Conversations have other purposes too. Conversations are for listening, learning, and trying to understand complex situations. Why might that person, or that council, think verge gardens are a bad idea? Why aren’t more people who care about the environment participating? Can’t they see that we just need to get on and do this?
It can take some difficult conversations to find out.
Gardeners Rush…
I’ve been studying disputes over verge gardening since I started my garden in 2017, just before the Buderim Food Street dispute erupted. Now I can often tell from listening to someone whether they are likely to get into a dispute. These are some warning signs.
Too Much Enthusiasm
Rushing in to verge gardening can get you into all sorts of trouble. Enthusiastic verge gardeners are impatient with research and council policies. They get in disputes with neighbours and councils, they plant and are heartbroken to find their plants stolen or stomped on, they plant the wrong plants and create a garden that takes a lot of maintenance or sends invasive weeds into our wider environment.
Too Narrow a Focus
These gardeners want to see neighbours sharing food grown on the verge, or native gardens planting for biodiversity and pollinator strips. Their single cause is more important than anything else. Even if they don’t upset anyone, others aren’t often inspired to follow their lead.
Too Expert
Some of the people who find verge gardening most challenging are people with a lot of expertise in their field. Their institutional and disciplinary lenses shape their understanding of the issues and their views of the priorities and other people involved. Because this space has so many diverse users and uses, disciplines and sectors come crashing together. Nobody is the expert.
Instead, we all come with varying knowledge and expertise that can contribute but it is an ongoing learning experience for everyone.
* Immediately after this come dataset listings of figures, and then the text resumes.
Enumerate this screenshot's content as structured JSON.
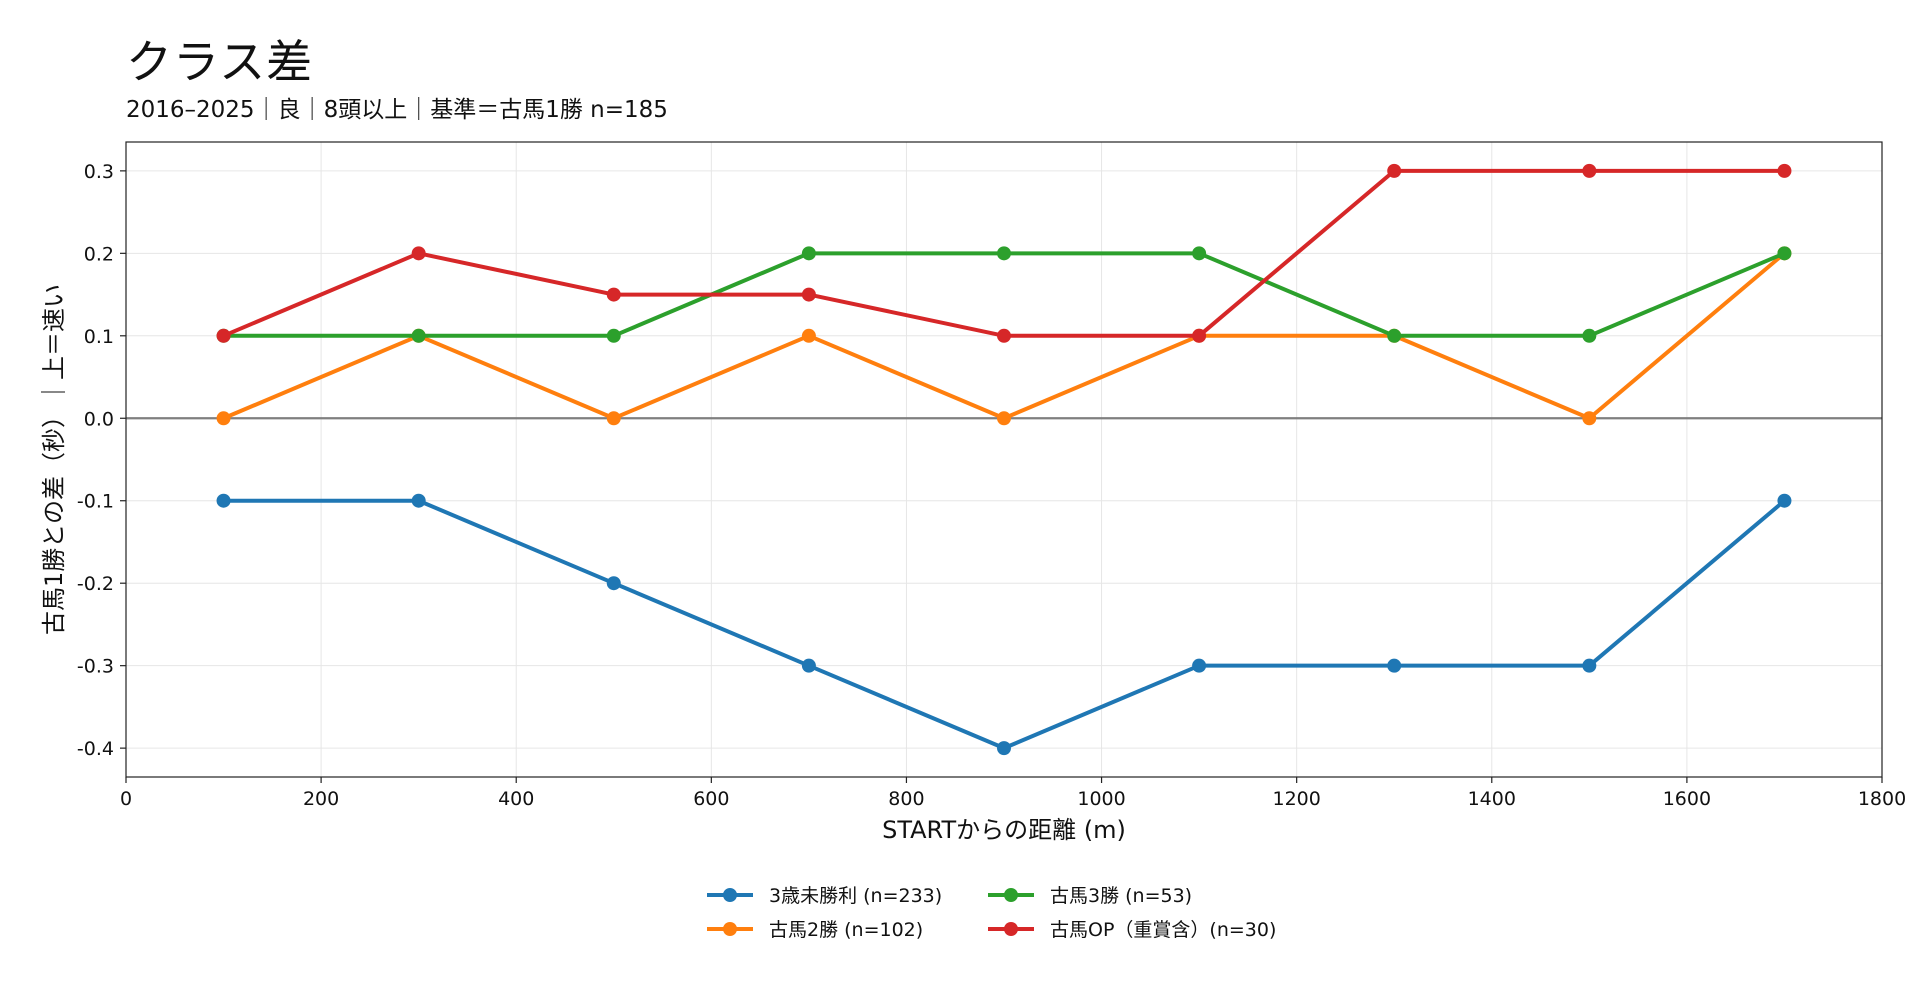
{
  "chart_data": {
    "type": "line",
    "title": "クラス差",
    "subtitle": "2016–2025｜良｜8頭以上｜基準＝古馬1勝 n=185",
    "xlabel": "STARTからの距離 (m)",
    "ylabel": "古馬1勝との差（秒）｜上＝速い",
    "xlim": [
      0,
      1800
    ],
    "ylim": [
      -0.435,
      0.335
    ],
    "x_ticks": [
      0,
      200,
      400,
      600,
      800,
      1000,
      1200,
      1400,
      1600,
      1800
    ],
    "y_ticks": [
      -0.4,
      -0.3,
      -0.2,
      -0.1,
      0.0,
      0.1,
      0.2,
      0.3
    ],
    "y_tick_labels": [
      "-0.4",
      "-0.3",
      "-0.2",
      "-0.1",
      "0.0",
      "0.1",
      "0.2",
      "0.3"
    ],
    "x_tick_labels": [
      "0",
      "200",
      "400",
      "600",
      "800",
      "1000",
      "1200",
      "1400",
      "1600",
      "1800"
    ],
    "grid": true,
    "reference_line": 0.0,
    "legend_position": "bottom-center",
    "x": [
      100,
      300,
      500,
      700,
      900,
      1100,
      1300,
      1500,
      1700
    ],
    "series": [
      {
        "name": "3歳未勝利 (n=233)",
        "color": "#1f77b4",
        "values": [
          -0.1,
          -0.1,
          -0.2,
          -0.3,
          -0.4,
          -0.3,
          -0.3,
          -0.3,
          -0.1
        ]
      },
      {
        "name": "古馬2勝 (n=102)",
        "color": "#ff7f0e",
        "values": [
          0.0,
          0.1,
          0.0,
          0.1,
          0.0,
          0.1,
          0.1,
          0.0,
          0.2
        ]
      },
      {
        "name": "古馬3勝 (n=53)",
        "color": "#2ca02c",
        "values": [
          0.1,
          0.1,
          0.1,
          0.2,
          0.2,
          0.2,
          0.1,
          0.1,
          0.2
        ]
      },
      {
        "name": "古馬OP（重賞含）(n=30)",
        "color": "#d62728",
        "values": [
          0.1,
          0.2,
          0.15,
          0.15,
          0.1,
          0.1,
          0.3,
          0.3,
          0.3
        ]
      }
    ]
  }
}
It is the “swampy lowlands” where we can nurture innovative collaborations with truly diverse participants.
… and Councils Fear
The refusal of many councils to allow anything but grass is the classic administrative response described in the Tragedy of the Commons. It’s simply too hard to manage with all these residents and the disputes they will cause.
For verge gardens, that means stopping people planting silly things, stop them damaging street trees, causing trip hazards and other safety issues, getting into disputes with their neighbours, or excluding others from public space. I’ve seen well-intentioned gardeners do all of these.
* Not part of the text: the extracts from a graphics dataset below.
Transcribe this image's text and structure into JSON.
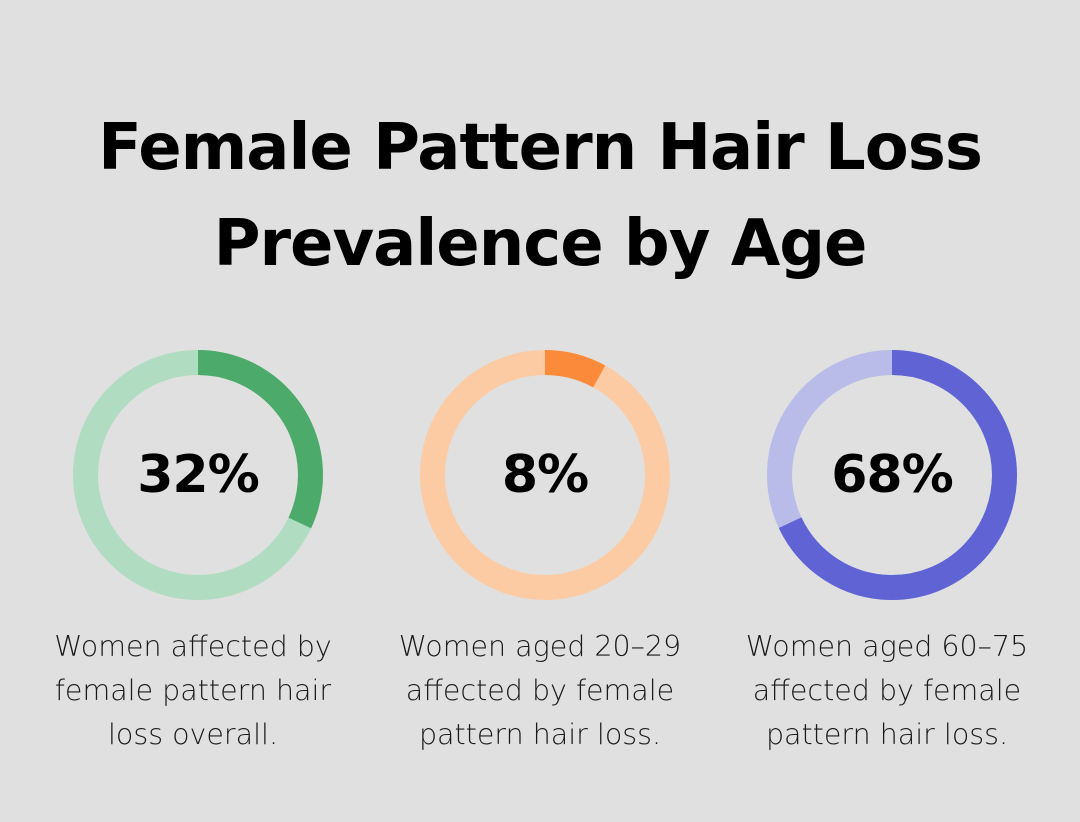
{
  "title_line1": "Female Pattern Hair Loss",
  "title_line2": "Prevalence by Age",
  "chart_data": [
    {
      "type": "pie",
      "value": 32,
      "label": "32%",
      "caption": "Women affected by\nfemale pattern hair\nloss overall.",
      "colors": {
        "fill": "#4caa6a",
        "track": "#b0dcc2"
      }
    },
    {
      "type": "pie",
      "value": 8,
      "label": "8%",
      "caption": "Women aged 20–29\naffected by female\npattern hair loss.",
      "colors": {
        "fill": "#fb8a3a",
        "track": "#fdcba3"
      }
    },
    {
      "type": "pie",
      "value": 68,
      "label": "68%",
      "caption": "Women aged 60–75\naffected by female\npattern hair loss.",
      "colors": {
        "fill": "#5f63d4",
        "track": "#b9bbe9"
      }
    }
  ]
}
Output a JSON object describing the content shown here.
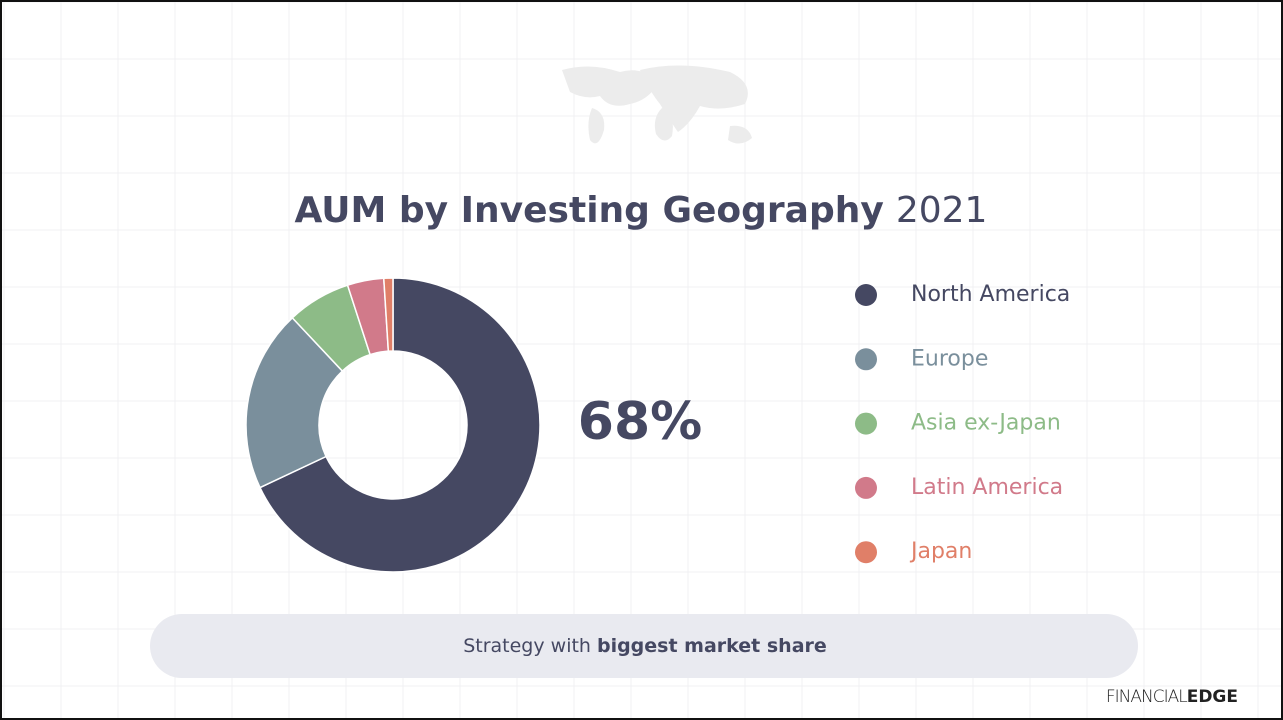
{
  "chart_data": {
    "type": "pie",
    "title": "AUM by Investing Geography",
    "title_year": "2021",
    "categories": [
      "North America",
      "Europe",
      "Asia ex-Japan",
      "Latin America",
      "Japan"
    ],
    "values": [
      68,
      20,
      7,
      4,
      1
    ],
    "value_labels": [
      "68%",
      null,
      null,
      null,
      null
    ],
    "colors": [
      "#454862",
      "#7a8f9c",
      "#8dbb87",
      "#d17a8a",
      "#e07f68"
    ],
    "note": {
      "prefix": "Strategy with",
      "emphasis": "biggest market share"
    },
    "logo": {
      "light": "FINANCIAL",
      "bold": "EDGE"
    }
  }
}
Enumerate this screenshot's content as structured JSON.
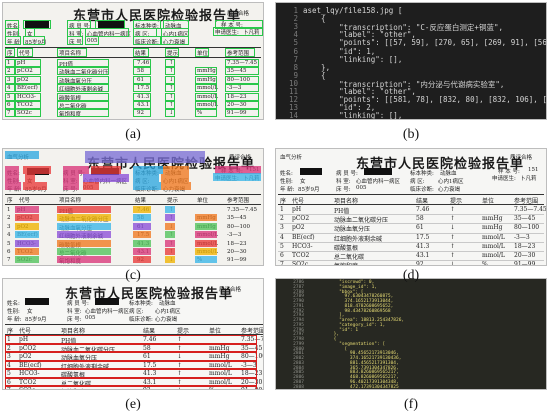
{
  "captions": [
    "(a)",
    "(b)",
    "(c)",
    "(d)",
    "(e)",
    "(f)"
  ],
  "report": {
    "title": "东营市人民医院检验报告单",
    "status": "质评合格",
    "sample_label": "样 本 号:",
    "sample_no": "151",
    "apply_label": "申请医生:",
    "apply_doctor": "卜凡莉",
    "name_label": "姓名:",
    "section_label": "病 员 号:",
    "sample_type_label": "标本种类:",
    "sample_type": "动脉血",
    "sex_label": "性别:",
    "sex": "女",
    "dept_label": "科 室:",
    "dept": "心血管内科一病区",
    "ward_label": "病 区:",
    "ward": "心内1病区",
    "age_label": "年 龄:",
    "age": "85岁9月",
    "bed_label": "床 号:",
    "bed": "005",
    "diag_label": "临床诊断:",
    "diag": "心力衰竭",
    "header_cols": [
      "序",
      "代号",
      "项目名称",
      "结果",
      "提示",
      "单位",
      "参考范围"
    ],
    "rows": [
      {
        "no": "1",
        "code": "pH",
        "name": "PH值",
        "result": "7.46",
        "flag": "↑",
        "unit": "",
        "range": "7.35—7.45"
      },
      {
        "no": "2",
        "code": "pCO2",
        "name": "动脉血二氧化碳分压",
        "result": "58",
        "flag": "↑",
        "unit": "mmHg",
        "range": "35—45"
      },
      {
        "no": "3",
        "code": "pO2",
        "name": "动脉血氧分压",
        "result": "61",
        "flag": "↓",
        "unit": "mmHg",
        "range": "80—100"
      },
      {
        "no": "4",
        "code": "BE(ecf)",
        "name": "红细胞外液剩余碱",
        "result": "17.5",
        "flag": "↑",
        "unit": "mmol/L",
        "range": "-3—3"
      },
      {
        "no": "5",
        "code": "HCO3-",
        "name": "碳酸氢根",
        "result": "41.3",
        "flag": "↑",
        "unit": "mmol/L",
        "range": "18—23"
      },
      {
        "no": "6",
        "code": "TCO2",
        "name": "总二氧化碳",
        "result": "43.1",
        "flag": "↑",
        "unit": "mmol/L",
        "range": "20—30"
      },
      {
        "no": "7",
        "code": "SO2c",
        "name": "氧饱和度",
        "result": "92",
        "flag": "↓",
        "unit": "%",
        "range": "91—99"
      }
    ],
    "c_title_prefix": "血气分析"
  },
  "code_b": {
    "lines": [
      {
        "n": "1",
        "t": "aset_lqy/file158.jpg ["
      },
      {
        "n": "2",
        "t": "    {"
      },
      {
        "n": "3",
        "t": "        \"transcription\": \"C-反应蛋白测定+铜蓝\","
      },
      {
        "n": "4",
        "t": "        \"label\": \"other\","
      },
      {
        "n": "5",
        "t": "        \"points\": [[57, 59], [270, 65], [269, 91], [56, 84]],"
      },
      {
        "n": "6",
        "t": "        \"id\": 1,"
      },
      {
        "n": "7",
        "t": "        \"linking\": [],"
      },
      {
        "n": "8",
        "t": "    },"
      },
      {
        "n": "9",
        "t": "    {"
      },
      {
        "n": "10",
        "t": "        \"transcription\": \"内分泌与代谢病实验室\","
      },
      {
        "n": "11",
        "t": "        \"label\": \"other\","
      },
      {
        "n": "12",
        "t": "        \"points\": [[581, 78], [832, 80], [832, 106], [581, 104]],"
      },
      {
        "n": "13",
        "t": "        \"id\": 2,"
      },
      {
        "n": "14",
        "t": "        \"linking\": [],"
      }
    ]
  },
  "code_f": {
    "lines": [
      {
        "n": "2786",
        "t": "          \"iscrowd\": 0,"
      },
      {
        "n": "2787",
        "t": "          \"image_id\": 1,"
      },
      {
        "n": "2788",
        "t": "          \"bbox\": ["
      },
      {
        "n": "2789",
        "t": "            97.63043478260875,"
      },
      {
        "n": "2790",
        "t": "            374.1652173913044,"
      },
      {
        "n": "2791",
        "t": "            818.4782608695652,"
      },
      {
        "n": "2792",
        "t": "            98.43478260869568"
      },
      {
        "n": "2793",
        "t": "          ],"
      },
      {
        "n": "2794",
        "t": "          \"area\": 18813.254347826,"
      },
      {
        "n": "2795",
        "t": "          \"category_id\": 1,"
      },
      {
        "n": "2796",
        "t": "          \"id\": 1"
      },
      {
        "n": "2797",
        "t": "        },"
      },
      {
        "n": "2798",
        "t": "        {"
      },
      {
        "n": "2799",
        "t": "          \"segmentation\": ["
      },
      {
        "n": "2800",
        "t": "            ["
      },
      {
        "n": "2801",
        "t": "              90.45652173913046,"
      },
      {
        "n": "2802",
        "t": "              374.16521739130436,"
      },
      {
        "n": "2803",
        "t": "              881.4565217391304,"
      },
      {
        "n": "2804",
        "t": "              365.7391304347826,"
      },
      {
        "n": "2805",
        "t": "              883.8260869565217,"
      },
      {
        "n": "2806",
        "t": "              468.8260869565217,"
      },
      {
        "n": "2807",
        "t": "              96.40217391304348,"
      },
      {
        "n": "2808",
        "t": "              472.17391304347825"
      }
    ]
  }
}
Verge garden policies are about avoiding these obvious risks, managing competing needs in a complex and crowded space, and avoiding costly disputes. And once you have a policy, you have to get people to read, understand, and follow it. Is it any wonder that many Councils decide that allowing verge gardening is not worth the effort, or simply too hard?
Finding the Middle Ground
Between the individual gardeners and the Councils is civic society - groups of people who come together over a shared interest, and the networks that connect them. These community groups are the key to making verge gardening work for everyone, and make them scale outwards at the rate we need to help address climate change, biodiversity loss, and urban heat.
Anyone who has been part of managing a community group of volunteers knows that it is not easy. For verge gardening, groups are the connectors and interpreters between councils and individual residents.
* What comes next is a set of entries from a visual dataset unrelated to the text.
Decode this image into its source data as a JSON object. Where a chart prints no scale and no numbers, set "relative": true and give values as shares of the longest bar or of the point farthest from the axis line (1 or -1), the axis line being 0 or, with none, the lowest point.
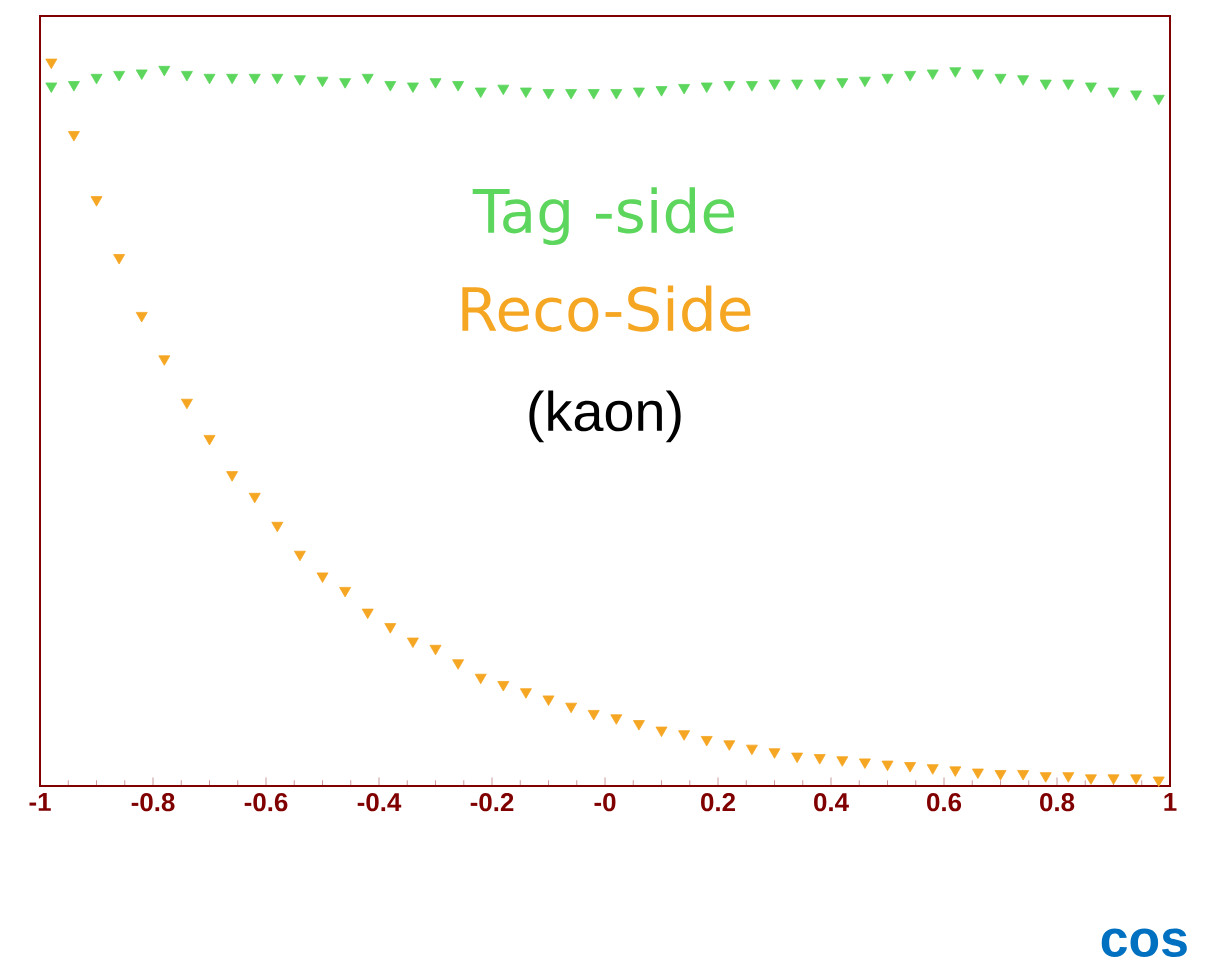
{
  "chart_data": {
    "type": "scatter",
    "relative": true,
    "xlabel": "cos",
    "annotations": [
      "(kaon)"
    ],
    "marker": "triangle",
    "tick_labels": "x",
    "xlim": [
      -1,
      1
    ],
    "xticks": [
      -1,
      -0.8,
      -0.6,
      -0.4,
      -0.2,
      {
        "value": 0,
        "label": "-0"
      },
      0.2,
      0.4,
      0.6,
      0.8,
      1
    ],
    "x": [
      -0.98,
      -0.94,
      -0.9,
      -0.86,
      -0.82,
      -0.78,
      -0.74,
      -0.7,
      -0.66,
      -0.62,
      -0.58,
      -0.54,
      -0.5,
      -0.46,
      -0.42,
      -0.38,
      -0.34,
      -0.3,
      -0.26,
      -0.22,
      -0.18,
      -0.14,
      -0.1,
      -0.06,
      -0.02,
      0.02,
      0.06,
      0.1,
      0.14,
      0.18,
      0.22,
      0.26,
      0.3,
      0.34,
      0.38,
      0.42,
      0.46,
      0.5,
      0.54,
      0.58,
      0.62,
      0.66,
      0.7,
      0.74,
      0.78,
      0.82,
      0.86,
      0.9,
      0.94,
      0.98
    ],
    "series": [
      {
        "name": "Tag -side",
        "color": "#5cd65c",
        "values": [
          0.967,
          0.969,
          0.979,
          0.983,
          0.985,
          0.99,
          0.983,
          0.979,
          0.979,
          0.979,
          0.979,
          0.977,
          0.975,
          0.973,
          0.979,
          0.969,
          0.967,
          0.973,
          0.969,
          0.96,
          0.964,
          0.96,
          0.958,
          0.958,
          0.958,
          0.958,
          0.96,
          0.962,
          0.965,
          0.967,
          0.969,
          0.969,
          0.971,
          0.971,
          0.971,
          0.973,
          0.975,
          0.979,
          0.983,
          0.985,
          0.988,
          0.985,
          0.979,
          0.977,
          0.971,
          0.971,
          0.967,
          0.96,
          0.956,
          0.95
        ]
      },
      {
        "name": "Reco-Side",
        "color": "#f5a623",
        "values": [
          1.0,
          0.9,
          0.81,
          0.73,
          0.65,
          0.59,
          0.53,
          0.48,
          0.43,
          0.4,
          0.36,
          0.32,
          0.29,
          0.27,
          0.24,
          0.22,
          0.2,
          0.19,
          0.17,
          0.15,
          0.14,
          0.13,
          0.12,
          0.11,
          0.1,
          0.094,
          0.086,
          0.077,
          0.072,
          0.064,
          0.058,
          0.052,
          0.047,
          0.041,
          0.039,
          0.036,
          0.033,
          0.03,
          0.028,
          0.025,
          0.022,
          0.019,
          0.017,
          0.017,
          0.014,
          0.014,
          0.011,
          0.011,
          0.011,
          0.008
        ]
      }
    ]
  }
}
The resources of The Shady Lanes Project are intended to help groups navigate this space. The skills, resources, and contacts they accumulate doing a group verge garden project can be used for other projects, and for the creation and management of diverse collaborations.
If we can learn to collaborate on this local commons, we could use those same skills, habits, relationships, and networks, to collaborate on even bigger challenges, including our global commons.
Every council policy is different - except the councils who don't allow verge gardening at all.